Among his policy proposals: higher taxes on Colombia’s wealthiest citizens, opening state contracts to community organizations, distributing 1 million hectares of land to victims of the country’s armed conflict, and expanding financial support for low-income individuals and the elderly.

“It is a program that proposes social reforms that I want not only to be deepened and consolidated, but also to be radicalized in some cases,” Cepeda told Reuters in an interview last week.

Cepeda served as a facilitator in negotiations that produced a 2016 peace deal between the Colombian government and the former FARC guerrilla organization. He has vowed to press forward with Petro’s contentious efforts to broker peace with other illegal armed groups that have been in conflict with the state for decades.

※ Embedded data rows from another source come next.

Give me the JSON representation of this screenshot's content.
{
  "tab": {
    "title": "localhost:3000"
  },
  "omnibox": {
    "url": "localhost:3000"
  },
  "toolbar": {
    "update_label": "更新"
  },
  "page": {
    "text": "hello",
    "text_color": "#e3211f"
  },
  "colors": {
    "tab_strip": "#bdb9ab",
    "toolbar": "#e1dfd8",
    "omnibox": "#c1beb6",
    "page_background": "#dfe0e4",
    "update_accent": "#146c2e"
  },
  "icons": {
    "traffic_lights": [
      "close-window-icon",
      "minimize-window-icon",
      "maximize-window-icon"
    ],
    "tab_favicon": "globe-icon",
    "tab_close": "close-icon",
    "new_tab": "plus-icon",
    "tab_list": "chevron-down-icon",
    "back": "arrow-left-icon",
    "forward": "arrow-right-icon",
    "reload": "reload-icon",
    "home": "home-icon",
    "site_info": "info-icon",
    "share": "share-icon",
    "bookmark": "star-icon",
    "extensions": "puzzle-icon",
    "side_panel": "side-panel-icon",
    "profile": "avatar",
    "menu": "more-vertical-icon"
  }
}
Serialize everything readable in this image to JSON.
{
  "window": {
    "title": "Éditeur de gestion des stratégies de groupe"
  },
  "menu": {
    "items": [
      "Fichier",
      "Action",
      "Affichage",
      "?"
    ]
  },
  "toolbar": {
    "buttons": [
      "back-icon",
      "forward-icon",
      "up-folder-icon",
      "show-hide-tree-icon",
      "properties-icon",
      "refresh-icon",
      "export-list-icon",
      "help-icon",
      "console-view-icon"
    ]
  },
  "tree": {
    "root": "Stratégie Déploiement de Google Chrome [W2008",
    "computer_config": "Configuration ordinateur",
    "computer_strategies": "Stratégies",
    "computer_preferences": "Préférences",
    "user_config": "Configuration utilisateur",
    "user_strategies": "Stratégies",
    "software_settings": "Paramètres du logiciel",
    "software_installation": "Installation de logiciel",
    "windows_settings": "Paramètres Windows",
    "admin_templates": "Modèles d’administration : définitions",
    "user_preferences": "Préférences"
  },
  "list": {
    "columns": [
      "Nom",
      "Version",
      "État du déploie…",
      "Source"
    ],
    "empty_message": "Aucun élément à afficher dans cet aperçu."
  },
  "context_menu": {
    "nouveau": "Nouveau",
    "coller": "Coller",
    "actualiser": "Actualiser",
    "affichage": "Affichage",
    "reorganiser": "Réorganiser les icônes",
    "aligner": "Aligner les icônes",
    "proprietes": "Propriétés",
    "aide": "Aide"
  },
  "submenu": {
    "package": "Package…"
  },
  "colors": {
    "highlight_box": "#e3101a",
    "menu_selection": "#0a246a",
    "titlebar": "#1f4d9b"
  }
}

Following the first round, Cepeda has moderated certain positions, expressing a desire for broader political consensus on reforms and stepping back from earlier plans to pursue a new national constitution.

“I am a democrat, I am going to run a government strictly adhering to the Constitution and the law,” he said.

Cepeda’s academic background spans philosophy, law, and political science, studied across Bulgaria, France, and Colombia. He rose to greater national prominence after former President Alvaro Uribe was sentenced to 12 years of house arrest on fraud and bribery charges — a case in which Cepeda was recognized as one of several victims.

Cepeda has been connected to left-wing politics since childhood. Both of his parents were communist leaders, and the family endured two separate periods of political exile — first in Havana and later in the former Czechoslovakia.

His father, Manuel Cepeda, was shot and killed in 1994 while traveling by car in Bogota. The younger Cepeda has recounted that he was riding a bus to university when he spotted his father’s body at what he initially assumed was a traffic accident. In 2010, the Inter-American Court of Human Rights ruled that the Colombian state bore responsibility for Manuel Cepeda’s killing, which was carried out by military and paramilitary forces.

Cepeda is married to Pilar Rueda, who recently stepped down from her role as an advisor to the special tribunal established to investigate and prosecute human rights abuses connected to Colombia’s ongoing internal conflict.

His political opponents have alleged that he maintains close connections to former FARC leadership — accusations he has firmly denied.

The most recent polling shows Cepeda trailing with 44.8% support compared to De La Espriella’s 52.6% ahead of Sunday’s runoff.